Huntington’s disease (HD) is one of many neurological disorders known to be caused by trinucleotide repeat expansions. The fatal disease is characterized by degeneration of the cortex and striatum, producing motor, cognitive and psychiatric symptoms. Dr. Hannan and his group have also investigated mechanisms of HD pathogenesis by altering levels of sensorimotor and cognitive stimulation in transgenic HD mice through environmental manipulations. Although HD was thought to be the epitome of genetic determinism, their recent work has demonstrated that environmental factors can modulate the disease process in transgenic mouse models. Environmental enrichment of transgenic HD mice was found by Dr. Hannan and his graduate students to dramatically delay onset and progression of motor symptoms. This was the first demonstration, in any transgenic animal model, that environmental stimulation can delay onset and progression of a brain disease.

Dr.

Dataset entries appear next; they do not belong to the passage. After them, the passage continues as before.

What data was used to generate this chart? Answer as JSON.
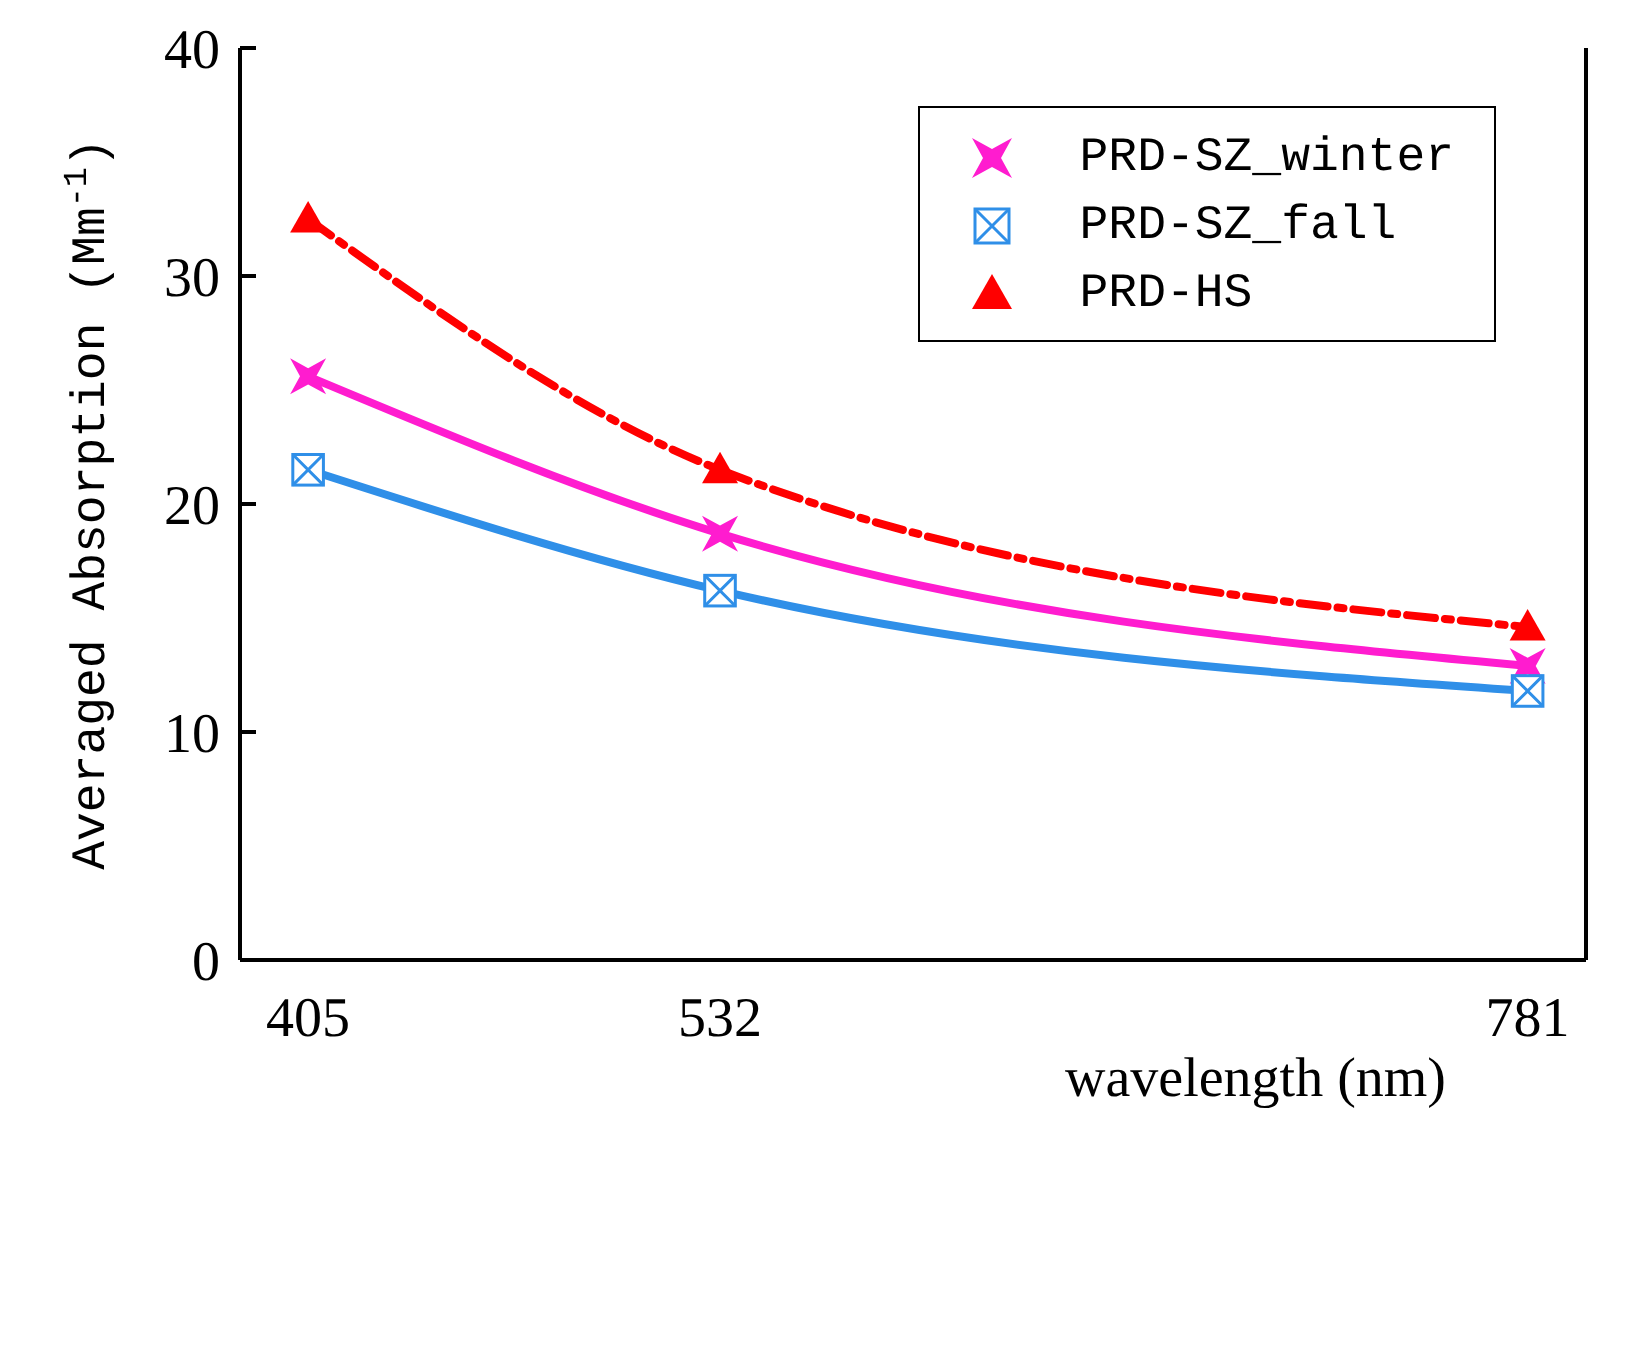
{
  "chart_data": {
    "type": "line",
    "xlabel": "wavelength (nm)",
    "ylabel": "Averaged Absorption (Mm$^{-1}$)",
    "x": [
      405,
      532,
      781
    ],
    "series": [
      {
        "name": "PRD-SZ_winter",
        "color": "#ff1ccf",
        "values": [
          25.6,
          18.7,
          12.9
        ],
        "marker": "star",
        "line_style": "solid"
      },
      {
        "name": "PRD-SZ_fall",
        "color": "#2f8fe8",
        "values": [
          21.5,
          16.2,
          11.8
        ],
        "marker": "square",
        "line_style": "solid"
      },
      {
        "name": "PRD-HS",
        "color": "#ff0000",
        "values": [
          32.5,
          21.5,
          14.6
        ],
        "marker": "triangle",
        "line_style": "dashed"
      }
    ],
    "xlim": [
      384,
      799
    ],
    "xticks": [
      405,
      532,
      781
    ],
    "ylim": [
      0,
      40
    ],
    "yticks": [
      0,
      10,
      20,
      30,
      40
    ],
    "grid": false,
    "legend": "top right"
  }
}
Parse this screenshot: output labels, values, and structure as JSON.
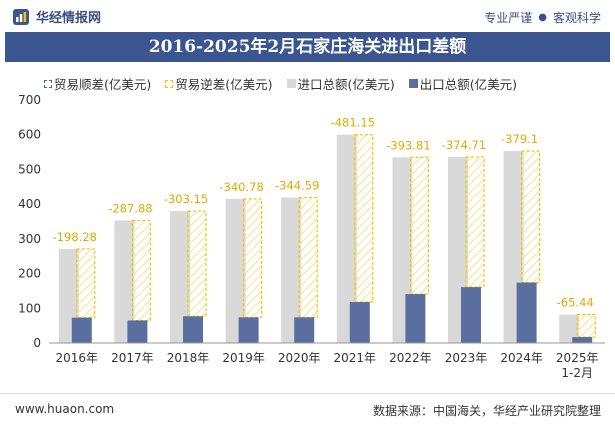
{
  "header": {
    "brand": "华经情报网",
    "slogan_left": "专业严谨",
    "slogan_right": "客观科学"
  },
  "chart_data": {
    "type": "bar",
    "title": "2016-2025年2月石家庄海关进出口差额",
    "categories": [
      "2016年",
      "2017年",
      "2018年",
      "2019年",
      "2020年",
      "2021年",
      "2022年",
      "2023年",
      "2024年",
      "2025年\n1-2月"
    ],
    "ylim": [
      0,
      700
    ],
    "yticks": [
      0,
      100,
      200,
      300,
      400,
      500,
      600,
      700
    ],
    "grid": false,
    "legend_position": "top",
    "series": [
      {
        "name": "贸易顺差(亿美元)",
        "values": [
          null,
          null,
          null,
          null,
          null,
          null,
          null,
          null,
          null,
          null
        ],
        "color": "#2e6fb5"
      },
      {
        "name": "贸易逆差(亿美元)",
        "values": [
          -198.28,
          -287.88,
          -303.15,
          -340.78,
          -344.59,
          -481.15,
          -393.81,
          -374.71,
          -379.1,
          -65.44
        ],
        "color": "#f5c400"
      },
      {
        "name": "进口总额(亿美元)",
        "values": [
          271,
          353,
          380,
          415,
          419,
          600,
          535,
          536,
          553,
          82
        ],
        "color": "#d9d9d9"
      },
      {
        "name": "出口总额(亿美元)",
        "values": [
          73,
          65,
          77,
          74,
          74,
          118,
          141,
          161,
          174,
          17
        ],
        "color": "#5a6fa0"
      }
    ],
    "data_labels": [
      "-198.28",
      "-287.88",
      "-303.15",
      "-340.78",
      "-344.59",
      "-481.15",
      "-393.81",
      "-374.71",
      "-379.1",
      "-65.44"
    ]
  },
  "footer": {
    "website": "www.huaon.com",
    "source": "数据来源：中国海关，华经产业研究院整理"
  }
}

Hannan’s group has used environmental manipulations as tools to dissect cause and effect amongst molecular and cellular correlates of HD pathogenesis. These results suggest that environmental enrichment benefits animals at early stages of the disease by rescuing transcriptional dysregulation of specific genes, and possibly also salvaging protein trafficking abnormalities. Dr Hannan and his colleagues have provided evidence that environmental enrichment may overcome deficits of synaptic plasticity and adult neurogenesis in HD mice, via effects on specific molecules, thus guiding development of novel therapeutics which mimic or enhance the beneficial effects of environmental stimulation (‘enviromimetics’). This will also have important implications for related brain disorders, such as Alzheimer’s disease.

The Pfizer Australia Research Fellowship will allow Dr. Hannan to further explore such key areas of neuroscience, and work towards the eventual development of new therapeutic approaches for these devastating brain diseases.